Beijing-based Chenman, 26, is China's top fashion photographer. First inspired to take photographs by seeing the work of Nick Knight on the internet, she is part of the “me” generation, China's first truly global citizens, with the money and, most important, the freedom to do it all. “The 1980s generation is very self-centred,” she says. “We don't feel different to the rest of the world, we're equal.”
Today's twentysomethings, inspired by their peers in America (on Chinese television, they catch Gossip Girl, Project Runway and their own version of Ugly Betty), get to invent themselves from scratch, and the result is a sense of self even more advanced than that of their fortysomething sisters.
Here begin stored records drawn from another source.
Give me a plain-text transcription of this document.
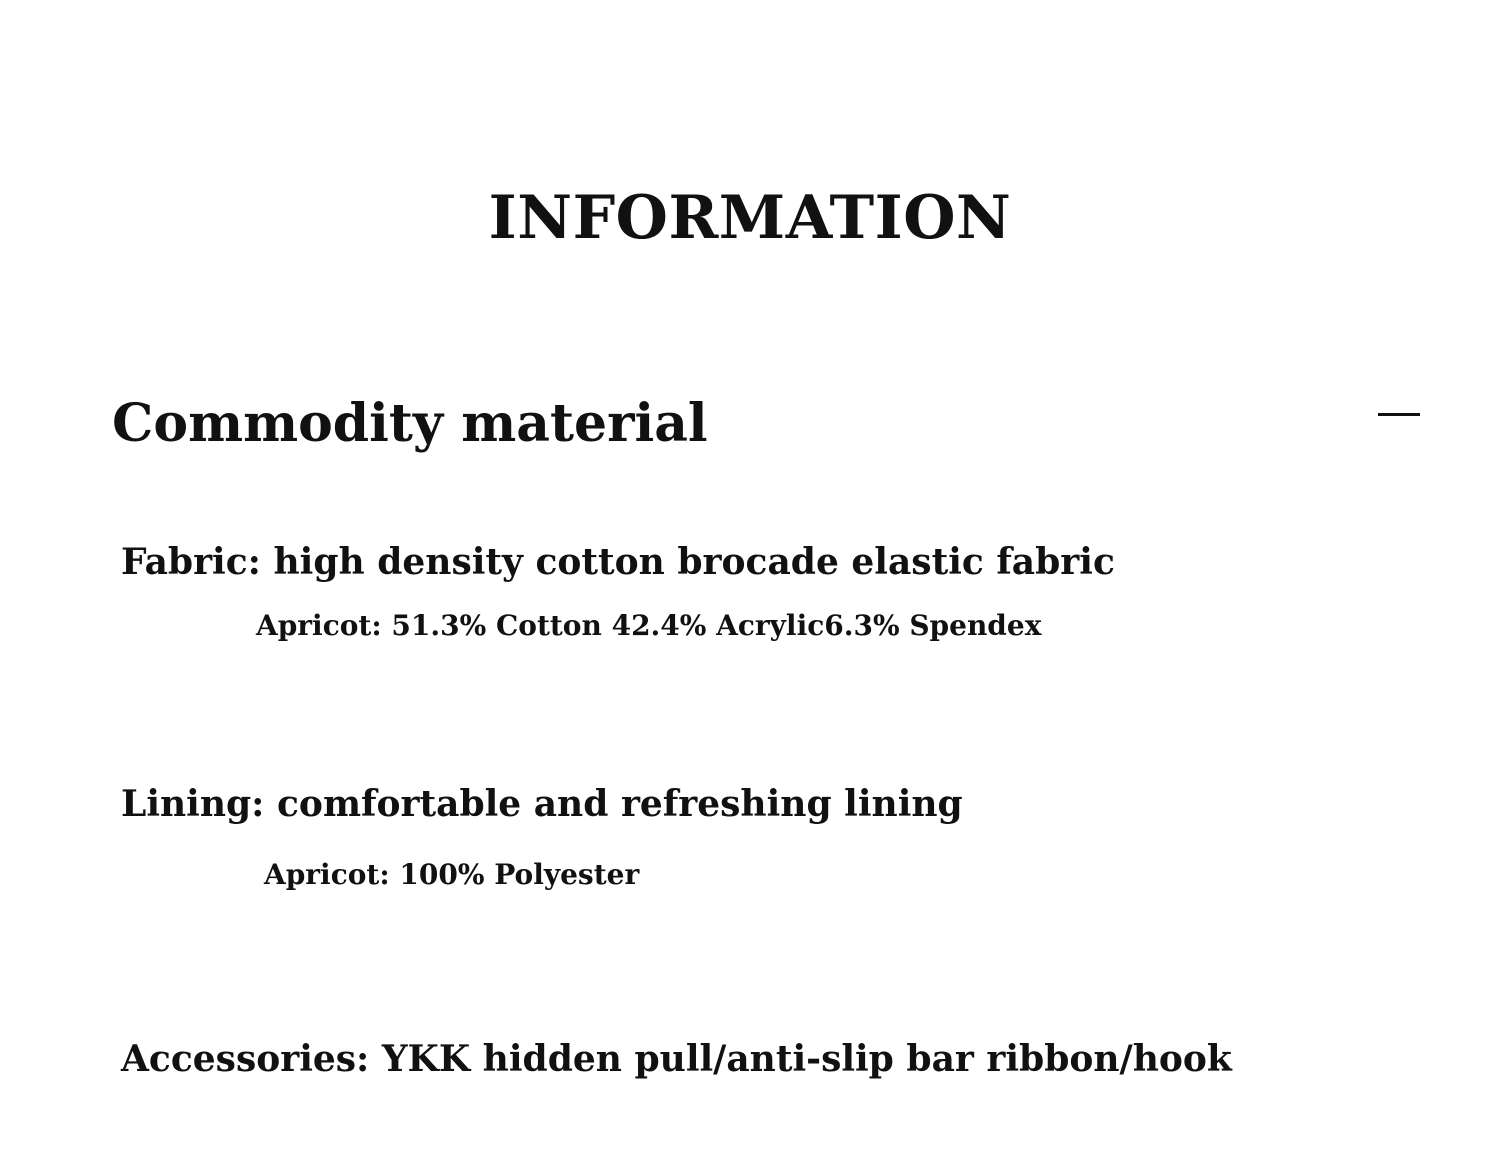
INFORMATION
Commodity material
Fabric: high density cotton brocade elastic fabric
Apricot: 51.3% Cotton 42.4% Acrylic6.3% Spendex
Lining: comfortable and refreshing lining
Apricot: 100% Polyester
Accessories: YKK hidden pull/anti-slip bar ribbon/hook
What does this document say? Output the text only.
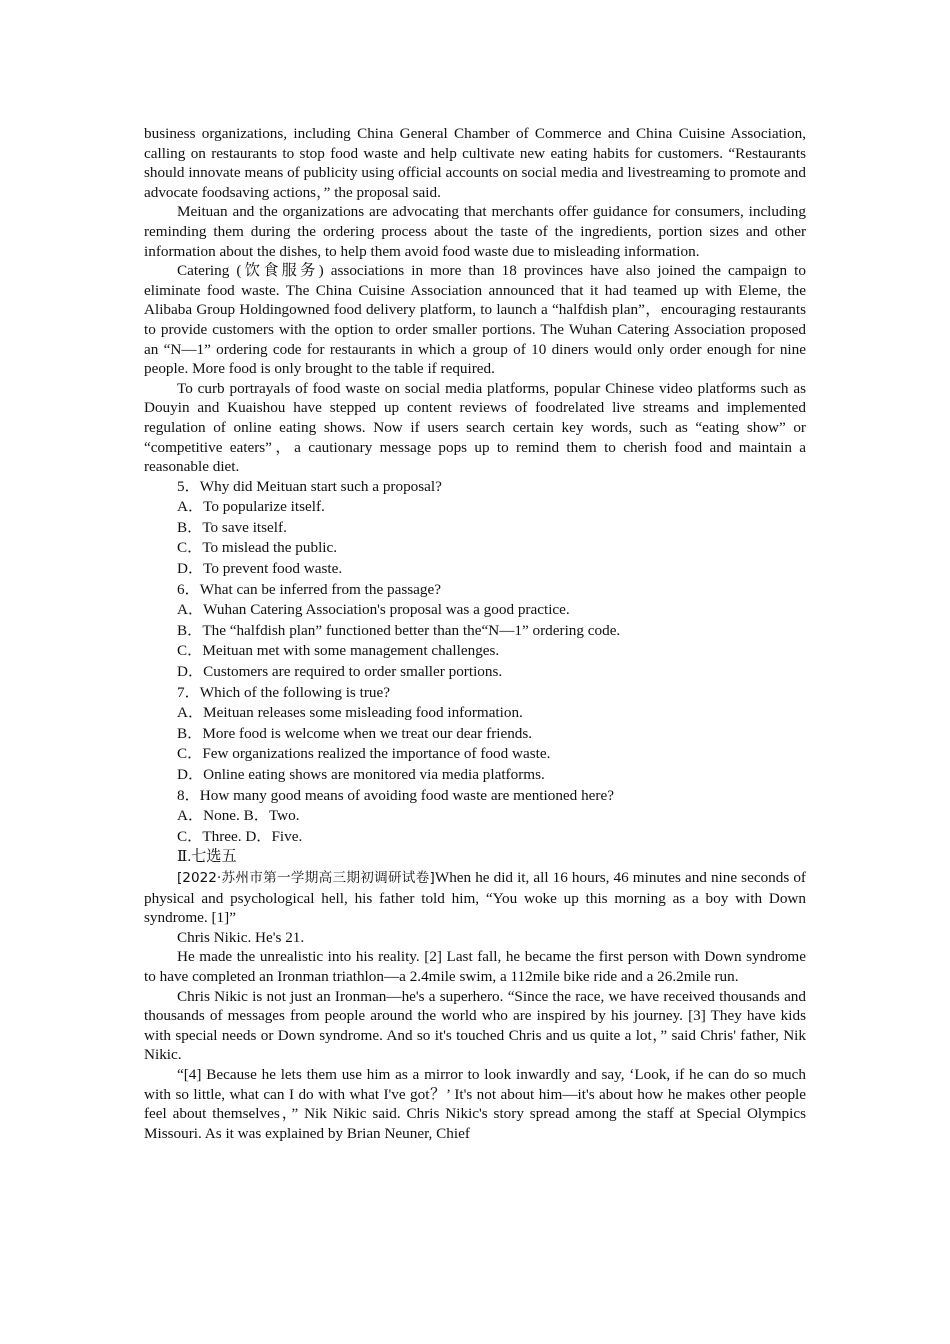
business organizations, including China General Chamber of Commerce and China Cuisine Association, calling on restaurants to stop food waste and help cultivate new eating habits for customers. “Restaurants should innovate means of publicity using official accounts on social media and livestreaming to promote and advocate foodsaving actions，” the proposal said.

Meituan and the organizations are advocating that merchants offer guidance for consumers, including reminding them during the ordering process about the taste of the ingredients, portion sizes and other information about the dishes, to help them avoid food waste due to misleading information.

Catering (饮食服务) associations in more than 18 provinces have also joined the campaign to eliminate food waste. The China Cuisine Association announced that it had teamed up with Eleme, the Alibaba Group Holdingowned food delivery platform, to launch a “halfdish plan”，encouraging restaurants to provide customers with the option to order smaller portions. The Wuhan Catering Association proposed an “N—1” ordering code for restaurants in which a group of 10 diners would only order enough for nine people. More food is only brought to the table if required.

To curb portrayals of food waste on social media platforms, popular Chinese video platforms such as Douyin and Kuaishou have stepped up content reviews of foodrelated live streams and implemented regulation of online eating shows. Now if users search certain key words, such as “eating show” or “competitive eaters”，a cautionary message pops up to remind them to cherish food and maintain a reasonable diet.

5．Why did Meituan start such a proposal?

A．To popularize itself.

B．To save itself.

C．To mislead the public.

D．To prevent food waste.

6．What can be inferred from the passage?

A．Wuhan Catering Association's proposal was a good practice.

B．The “halfdish plan” functioned better than the“N—1” ordering code.

C．Meituan met with some management challenges.

D．Customers are required to order smaller portions.

7．Which of the following is true?

A．Meituan releases some misleading food information.

B．More food is welcome when we treat our dear friends.

C．Few organizations realized the importance of food waste.

D．Online eating shows are monitored via media platforms.

8．How many good means of avoiding food waste are mentioned here?

A．None. B．Two.

C．Three. D．Five.

Ⅱ.七选五

[2022·苏州市第一学期高三期初调研试卷]When he did it, all 16 hours, 46 minutes and nine seconds of physical and psychological hell, his father told him, “You woke up this morning as a boy with Down syndrome. [1]”

Chris Nikic. He's 21.

He made the unrealistic into his reality. [2] Last fall, he became the first person with Down syndrome to have completed an Ironman triathlon—a 2.4mile swim, a 112mile bike ride and a 26.2mile run.

Chris Nikic is not just an Ironman—he's a superhero. “Since the race, we have received thousands and thousands of messages from people around the world who are inspired by his journey. [3] They have kids with special needs or Down syndrome. And so it's touched Chris and us quite a lot，” said Chris' father, Nik Nikic.

“[4] Because he lets them use him as a mirror to look inwardly and say, ‘Look, if he can do so much with so little, what can I do with what I've got？’ It's not about him—it's about how he makes other people feel about themselves，” Nik Nikic said. Chris Nikic's story spread among the staff at Special Olympics Missouri. As it was explained by Brian Neuner, Chief
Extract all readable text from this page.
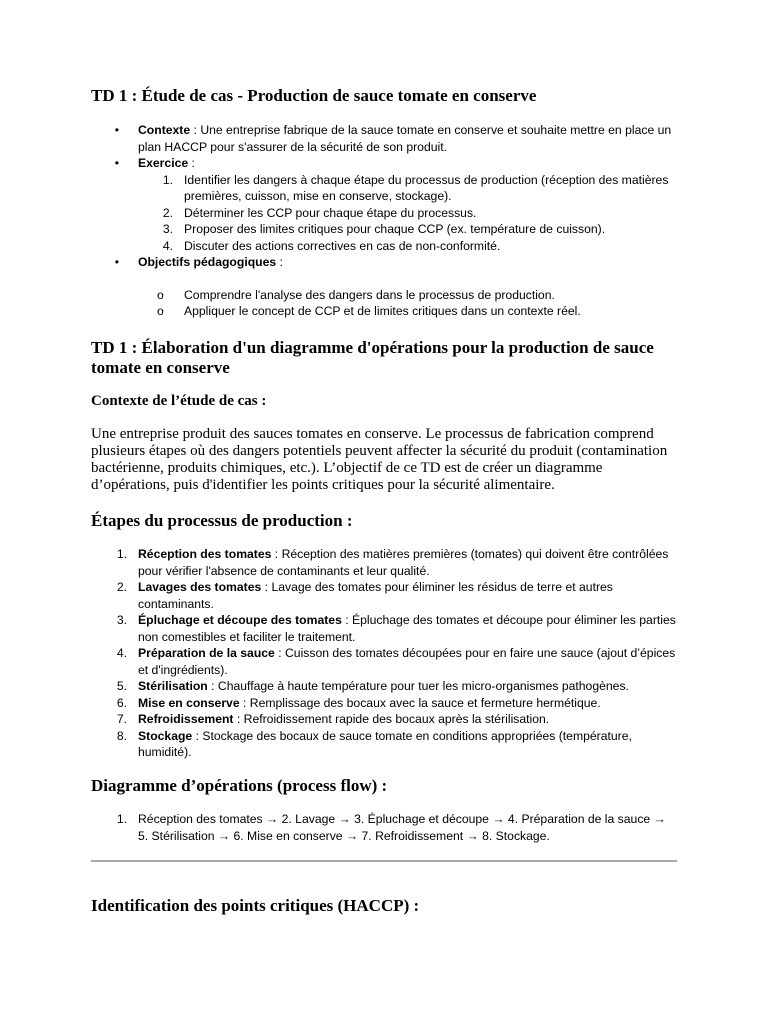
TD 1 : Étude de cas - Production de sauce tomate en conserve
• Contexte : Une entreprise fabrique de la sauce tomate en conserve et souhaite mettre en place un plan HACCP pour s'assurer de la sécurité de son produit.
• Exercice :
1. Identifier les dangers à chaque étape du processus de production (réception des matières premières, cuisson, mise en conserve, stockage).
2. Déterminer les CCP pour chaque étape du processus.
3. Proposer des limites critiques pour chaque CCP (ex. température de cuisson).
4. Discuter des actions correctives en cas de non-conformité.
• Objectifs pédagogiques :
o Comprendre l'analyse des dangers dans le processus de production.
o Appliquer le concept de CCP et de limites critiques dans un contexte réel.
TD 1 : Élaboration d'un diagramme d'opérations pour la production de sauce tomate en conserve
Contexte de l’étude de cas :

Une entreprise produit des sauces tomates en conserve. Le processus de fabrication comprend plusieurs étapes où des dangers potentiels peuvent affecter la sécurité du produit (contamination bactérienne, produits chimiques, etc.). L’objectif de ce TD est de créer un diagramme d’opérations, puis d'identifier les points critiques pour la sécurité alimentaire.

Étapes du processus de production :
1. Réception des tomates : Réception des matières premières (tomates) qui doivent être contrôlées pour vérifier l'absence de contaminants et leur qualité.
2. Lavages des tomates : Lavage des tomates pour éliminer les résidus de terre et autres contaminants.
3. Épluchage et découpe des tomates : Épluchage des tomates et découpe pour éliminer les parties non comestibles et faciliter le traitement.
4. Préparation de la sauce : Cuisson des tomates découpées pour en faire une sauce (ajout d’épices et d'ingrédients).
5. Stérilisation : Chauffage à haute température pour tuer les micro-organismes pathogènes.
6. Mise en conserve : Remplissage des bocaux avec la sauce et fermeture hermétique.
7. Refroidissement : Refroidissement rapide des bocaux après la stérilisation.
8. Stockage : Stockage des bocaux de sauce tomate en conditions appropriées (température, humidité).
Diagramme d’opérations (process flow) :
1. Réception des tomates → 2. Lavage → 3. Épluchage et découpe → 4. Préparation de la sauce → 5. Stérilisation → 6. Mise en conserve → 7. Refroidissement → 8. Stockage.
Identification des points critiques (HACCP) :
While the icon of the generation above is the beautiful, restrained actress Maggie Cheung, theirs is the singer and actress Faye Wong, a contrary, pixie-like character who has become one of the most successful Chinese entertainers of all time. And, three years ago, the winner of the first Super Girl, a television talent show based on Pop Idol, with 8m votes sent by text, was Li Yuchun, a 21-year-old lesbian who dresses like Patti Smith.
“The coolest thing is to not be controlled by anybody, to be your own boss,” says Fiona Zhang, 27, the fashion editor of a Bejing magazine. “We live in a different time from my mother and grandmother,” says Du Juan, 24, China's first supermodel, who has fronted ads for Louis Vuitton, YSL and Roberto Cavalli. “The opportunities that have opened up for my generation of women are amazing. The notion that anything is possible is such a powerful feeling.”
“Girls I know want to be on top of things,” says Lu, a fashion designer who returned from studying in New York to set up her own label in China. “They want to be the coolest person on the planet, to know everything that's going on: the fashion, the trendy clothes, the big designers, the latest gadgets. They want to live the same way as people in Europe and America. Girls are more open to that sort of change than boys.”
Comfortably middle-class, educated Chinese women, living in urban centres, are finding themselves not only equal to, but far outstripping, their male counterparts. So, if the world is yours, who do you enjoy it with? The coutnry's rising divorce rate and increasing numbers of single women are a loose reflection of what also seems to be happening here in the West: the men just can't keep up.
“Modern Chinese women feel smarter than men,” says Angelica Cheung, the editor of Vogue China. “They're more liberal, more freewheeling and can change with the times. In the big cities, though, it is difficult to find a boyfriend. At Vogue, we have brilliant girls - beautiful, fashionable, worldly - but the men have stayed traditional.
Like Japanese women in the 1990s, Chinese girls go travelling and experience life in other countries, then it's even more difficult for them to find someone.”
What is the lesson here? That “doing it all” can be a lonely road? Perhaps it is too early to tell. “I find Chinese women very confident,” Kan says. “They can have anything they want. Take plastic surgery, which is on the rise[: the debate is not whether it is right, it is whether or not you want it.”
Xiaolu Guo, a 35-year-old novelist and film-maker, sounds a word of caution. “I still think women are searching for their individual voice,” she says. “They are working in a landscape where everything is possible, but they are completely reliant on materialism. This growth is not about a spiritual journey, it is about consuming.”
Does Kan agree? Not exactly. “You can get good maids, these days, but you have to train them carefully,” she says with a sigh. “They don't see dust.”